This article originally appeared on The Daily Pitchfork.
A version of this article, written by James McWilliams, appeared in The New York Times about a year ago. Given the recent media emphasis on California's drought, it seemed an opportune time for The Daily Pitchfork to run a reminder that animal agriculture is the state's largest consumer of ag-based water. It also serves as a precursor to an upcoming piece that we'll be running on the failure of foodie writers to address the role of meat and dairy in the state's severe drought. - JM California is experiencing its worst drought on record. Just three and a half years ago, Folsom Lake, a major reservoir outside Sacramento, was at 83 percent capacity. Today it's down past 30 percent. Gov. Jerry Brown has declared a state of emergency. President Obama has pledged $183 million in emergency funding. The situation is, by any assessment, dire.
With California producing nearly half of the fruit and vegetables grown in the United States, attention has naturally focused on the water required to grow popular foods such as walnuts, broccoli, lettuce, tomatoes, strawberries, almonds and grapes. These crops are the ones that a recent report in the magazine Mother Jones highlighted as being water intensive. Who knew, for example, that it took 5.4 gallons to produce a head of broccoli, or 3.3 gallons to grow a single tomato? This information about the water footprint of food products - that is, the amount of water required to produce them - is important to understand, especially for a state that dedicates about 80 percent of its water to agriculture.
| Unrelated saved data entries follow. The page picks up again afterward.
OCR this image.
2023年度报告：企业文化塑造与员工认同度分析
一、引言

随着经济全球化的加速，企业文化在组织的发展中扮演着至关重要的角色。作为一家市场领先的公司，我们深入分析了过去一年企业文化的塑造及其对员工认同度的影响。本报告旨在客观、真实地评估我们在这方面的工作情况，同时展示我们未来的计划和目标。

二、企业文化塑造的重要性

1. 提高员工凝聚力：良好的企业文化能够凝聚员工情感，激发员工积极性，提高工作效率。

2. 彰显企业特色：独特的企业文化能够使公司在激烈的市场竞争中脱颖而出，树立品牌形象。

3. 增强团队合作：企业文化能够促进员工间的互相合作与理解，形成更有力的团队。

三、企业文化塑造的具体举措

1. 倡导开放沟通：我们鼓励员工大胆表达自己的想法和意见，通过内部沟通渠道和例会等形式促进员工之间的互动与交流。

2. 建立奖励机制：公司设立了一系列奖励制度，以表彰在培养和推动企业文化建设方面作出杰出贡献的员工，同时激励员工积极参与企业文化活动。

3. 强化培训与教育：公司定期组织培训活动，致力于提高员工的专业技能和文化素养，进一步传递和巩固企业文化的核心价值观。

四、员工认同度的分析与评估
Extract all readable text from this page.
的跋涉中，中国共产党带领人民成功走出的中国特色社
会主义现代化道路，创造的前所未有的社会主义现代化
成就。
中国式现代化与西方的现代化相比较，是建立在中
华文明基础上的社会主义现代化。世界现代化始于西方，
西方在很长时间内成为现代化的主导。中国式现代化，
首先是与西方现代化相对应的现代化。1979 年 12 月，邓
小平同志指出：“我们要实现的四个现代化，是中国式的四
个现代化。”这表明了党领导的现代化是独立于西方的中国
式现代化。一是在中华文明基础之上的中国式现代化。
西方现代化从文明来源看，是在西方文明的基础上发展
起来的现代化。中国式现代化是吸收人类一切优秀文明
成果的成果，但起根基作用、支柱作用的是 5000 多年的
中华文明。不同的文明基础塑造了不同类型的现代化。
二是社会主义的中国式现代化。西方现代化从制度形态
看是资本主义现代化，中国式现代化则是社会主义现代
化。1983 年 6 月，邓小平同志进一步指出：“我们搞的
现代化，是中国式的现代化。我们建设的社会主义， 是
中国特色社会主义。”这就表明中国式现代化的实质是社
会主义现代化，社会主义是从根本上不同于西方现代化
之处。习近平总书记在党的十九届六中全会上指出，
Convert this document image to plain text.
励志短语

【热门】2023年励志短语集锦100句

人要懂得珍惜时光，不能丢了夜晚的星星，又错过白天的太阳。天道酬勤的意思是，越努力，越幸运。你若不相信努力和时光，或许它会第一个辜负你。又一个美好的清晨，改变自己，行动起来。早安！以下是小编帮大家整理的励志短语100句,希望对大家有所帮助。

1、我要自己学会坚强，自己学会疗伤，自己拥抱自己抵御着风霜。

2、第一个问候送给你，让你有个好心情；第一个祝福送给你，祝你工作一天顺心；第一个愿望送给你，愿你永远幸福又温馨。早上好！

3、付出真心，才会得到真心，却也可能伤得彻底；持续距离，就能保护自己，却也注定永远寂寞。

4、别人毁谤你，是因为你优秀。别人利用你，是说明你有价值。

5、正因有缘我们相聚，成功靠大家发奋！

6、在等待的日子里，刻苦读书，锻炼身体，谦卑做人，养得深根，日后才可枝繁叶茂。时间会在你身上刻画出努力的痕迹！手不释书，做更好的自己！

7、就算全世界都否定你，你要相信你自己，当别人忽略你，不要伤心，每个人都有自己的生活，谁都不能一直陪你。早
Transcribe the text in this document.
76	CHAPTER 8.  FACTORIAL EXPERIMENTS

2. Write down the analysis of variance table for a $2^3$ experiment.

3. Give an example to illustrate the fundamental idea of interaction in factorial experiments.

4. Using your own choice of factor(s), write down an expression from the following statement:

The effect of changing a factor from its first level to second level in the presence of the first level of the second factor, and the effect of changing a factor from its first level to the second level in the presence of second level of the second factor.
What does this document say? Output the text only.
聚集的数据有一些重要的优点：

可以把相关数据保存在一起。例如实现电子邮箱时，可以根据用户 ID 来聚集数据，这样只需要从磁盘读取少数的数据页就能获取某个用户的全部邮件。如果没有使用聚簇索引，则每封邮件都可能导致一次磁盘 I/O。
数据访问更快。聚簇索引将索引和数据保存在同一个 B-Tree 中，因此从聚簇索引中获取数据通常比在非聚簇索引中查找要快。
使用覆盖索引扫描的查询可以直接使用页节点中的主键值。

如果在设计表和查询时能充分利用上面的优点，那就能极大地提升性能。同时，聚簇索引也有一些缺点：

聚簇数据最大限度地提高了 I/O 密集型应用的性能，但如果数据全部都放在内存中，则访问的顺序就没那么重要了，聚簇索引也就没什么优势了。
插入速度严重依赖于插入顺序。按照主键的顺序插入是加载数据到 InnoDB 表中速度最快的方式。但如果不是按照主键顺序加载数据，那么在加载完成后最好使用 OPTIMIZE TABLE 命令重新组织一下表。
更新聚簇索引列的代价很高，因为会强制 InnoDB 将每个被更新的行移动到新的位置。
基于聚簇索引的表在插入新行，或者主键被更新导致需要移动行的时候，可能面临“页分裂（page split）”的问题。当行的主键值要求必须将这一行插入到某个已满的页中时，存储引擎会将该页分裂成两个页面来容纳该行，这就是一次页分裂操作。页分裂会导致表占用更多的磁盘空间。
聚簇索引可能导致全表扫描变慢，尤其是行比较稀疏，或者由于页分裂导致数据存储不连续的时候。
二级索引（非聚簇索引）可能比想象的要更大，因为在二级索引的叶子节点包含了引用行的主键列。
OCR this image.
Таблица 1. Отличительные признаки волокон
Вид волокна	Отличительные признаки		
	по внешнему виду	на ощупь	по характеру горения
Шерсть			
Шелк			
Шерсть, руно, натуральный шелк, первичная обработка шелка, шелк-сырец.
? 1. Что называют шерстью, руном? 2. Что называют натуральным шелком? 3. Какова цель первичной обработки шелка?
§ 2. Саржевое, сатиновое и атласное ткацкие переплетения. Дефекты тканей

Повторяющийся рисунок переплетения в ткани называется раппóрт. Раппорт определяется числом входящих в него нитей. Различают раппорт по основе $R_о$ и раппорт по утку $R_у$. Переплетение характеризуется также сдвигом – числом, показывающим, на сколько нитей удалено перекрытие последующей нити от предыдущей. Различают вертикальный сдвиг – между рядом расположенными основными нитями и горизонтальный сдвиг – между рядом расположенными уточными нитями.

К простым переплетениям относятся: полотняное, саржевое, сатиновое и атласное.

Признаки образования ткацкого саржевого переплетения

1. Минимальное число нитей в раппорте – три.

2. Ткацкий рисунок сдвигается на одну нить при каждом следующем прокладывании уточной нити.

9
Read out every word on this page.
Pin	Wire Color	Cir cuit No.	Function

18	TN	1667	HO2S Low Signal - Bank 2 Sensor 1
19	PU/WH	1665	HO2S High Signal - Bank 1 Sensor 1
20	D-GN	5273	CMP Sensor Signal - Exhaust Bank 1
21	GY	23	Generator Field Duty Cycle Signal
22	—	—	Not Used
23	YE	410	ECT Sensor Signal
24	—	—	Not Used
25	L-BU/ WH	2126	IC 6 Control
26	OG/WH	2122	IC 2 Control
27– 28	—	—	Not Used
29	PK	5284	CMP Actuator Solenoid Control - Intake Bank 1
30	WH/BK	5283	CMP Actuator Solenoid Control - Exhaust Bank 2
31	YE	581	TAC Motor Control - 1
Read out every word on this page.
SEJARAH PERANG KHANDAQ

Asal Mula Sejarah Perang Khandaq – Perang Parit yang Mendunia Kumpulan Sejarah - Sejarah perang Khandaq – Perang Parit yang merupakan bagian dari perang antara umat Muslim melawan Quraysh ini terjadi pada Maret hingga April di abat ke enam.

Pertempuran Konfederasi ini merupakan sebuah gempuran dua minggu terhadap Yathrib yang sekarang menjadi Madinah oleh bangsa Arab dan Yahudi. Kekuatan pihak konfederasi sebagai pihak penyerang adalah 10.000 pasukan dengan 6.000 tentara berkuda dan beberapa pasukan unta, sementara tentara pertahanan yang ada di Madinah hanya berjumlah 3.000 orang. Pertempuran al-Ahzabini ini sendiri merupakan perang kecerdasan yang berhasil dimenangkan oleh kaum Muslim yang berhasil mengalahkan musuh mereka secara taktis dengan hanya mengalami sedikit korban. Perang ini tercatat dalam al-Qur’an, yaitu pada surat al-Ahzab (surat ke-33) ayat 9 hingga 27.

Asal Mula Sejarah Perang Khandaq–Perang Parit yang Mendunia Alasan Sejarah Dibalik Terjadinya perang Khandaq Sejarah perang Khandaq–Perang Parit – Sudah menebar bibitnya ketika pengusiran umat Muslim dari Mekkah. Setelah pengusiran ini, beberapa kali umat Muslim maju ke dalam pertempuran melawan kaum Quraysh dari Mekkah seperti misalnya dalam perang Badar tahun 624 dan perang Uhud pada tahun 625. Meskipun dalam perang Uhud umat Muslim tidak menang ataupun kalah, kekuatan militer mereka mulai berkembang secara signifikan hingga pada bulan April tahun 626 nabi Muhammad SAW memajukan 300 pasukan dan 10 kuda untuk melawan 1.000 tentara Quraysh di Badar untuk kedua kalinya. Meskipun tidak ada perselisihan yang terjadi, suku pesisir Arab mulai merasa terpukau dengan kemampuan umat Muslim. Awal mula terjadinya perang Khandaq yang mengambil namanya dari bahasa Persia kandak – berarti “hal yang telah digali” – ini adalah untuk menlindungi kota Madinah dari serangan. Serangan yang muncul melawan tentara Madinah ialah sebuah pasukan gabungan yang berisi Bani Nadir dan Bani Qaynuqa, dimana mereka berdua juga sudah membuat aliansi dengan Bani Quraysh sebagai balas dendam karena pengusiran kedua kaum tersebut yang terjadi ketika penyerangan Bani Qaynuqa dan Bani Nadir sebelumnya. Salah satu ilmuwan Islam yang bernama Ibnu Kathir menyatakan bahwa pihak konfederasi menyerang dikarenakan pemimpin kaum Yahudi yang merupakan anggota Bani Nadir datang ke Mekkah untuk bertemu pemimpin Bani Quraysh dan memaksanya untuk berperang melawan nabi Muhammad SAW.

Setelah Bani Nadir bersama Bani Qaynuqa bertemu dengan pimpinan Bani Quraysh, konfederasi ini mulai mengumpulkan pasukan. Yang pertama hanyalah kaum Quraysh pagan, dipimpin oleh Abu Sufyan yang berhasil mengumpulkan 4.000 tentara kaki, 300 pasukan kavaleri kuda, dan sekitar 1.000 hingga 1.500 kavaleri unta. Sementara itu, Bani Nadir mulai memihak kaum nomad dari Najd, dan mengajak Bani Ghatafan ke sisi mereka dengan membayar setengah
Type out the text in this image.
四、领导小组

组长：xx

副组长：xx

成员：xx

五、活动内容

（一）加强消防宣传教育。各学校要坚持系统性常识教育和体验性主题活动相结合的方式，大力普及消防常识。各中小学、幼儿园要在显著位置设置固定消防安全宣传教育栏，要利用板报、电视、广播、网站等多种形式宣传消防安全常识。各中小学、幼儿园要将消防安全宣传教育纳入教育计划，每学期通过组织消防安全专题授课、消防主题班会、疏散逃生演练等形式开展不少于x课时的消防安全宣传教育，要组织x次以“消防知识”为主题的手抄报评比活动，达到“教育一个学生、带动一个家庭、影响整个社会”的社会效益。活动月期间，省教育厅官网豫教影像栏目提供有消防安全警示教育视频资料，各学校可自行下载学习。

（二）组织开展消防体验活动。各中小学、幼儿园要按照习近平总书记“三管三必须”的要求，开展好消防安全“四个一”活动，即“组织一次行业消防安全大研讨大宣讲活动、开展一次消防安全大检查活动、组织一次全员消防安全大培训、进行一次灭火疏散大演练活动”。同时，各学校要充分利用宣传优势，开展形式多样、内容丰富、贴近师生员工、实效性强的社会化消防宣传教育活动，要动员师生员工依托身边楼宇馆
But for those truly interested in lowering their water footprint, those numbers pale next to the water required to sustain livestock. A 2012 study in the journal Ecosystems by Mesfin M. Mekonnen and Arjen Y. Hoekstra, both at the University of Twente in the Netherlands, tells an important story. Beef turns out to have an overall water footprint of roughly four million gallons per ton produced. By contrast, the water footprint for "sugar crops" like sugar beets is about 52,000 gallons per ton; for vegetables it's 85,000 gallons per ton; and for starchy roots it's about 102,200 gallons per ton.
Factor in the kind of water required to produce these foods, and the water situation looks even worse for the future of animal agriculture in drought-stricken regions that use what's known as "blue water," or water stored in lakes, rivers and aquifers, which California and much of the West depend on.
Vegetables use about 11,300 gallons per ton of blue water; starchy roots, about 4,200 gallons per ton; and fruit, about 38,800 gallons per ton. By comparison, pork consumes 121,000 gallons of blue water per ton of meat produced; beef, about 145,000 gallons per ton; and butter, some 122,800 gallons per ton. There's a reason other than the drought that Folsom Lake has dropped as precipitously as it has. Don't look at kale as the culprit–or almonds, as Mother Jones, which dedicated six articles to the topic in 2014, has done. Instead, a single plant is leading California's water consumption.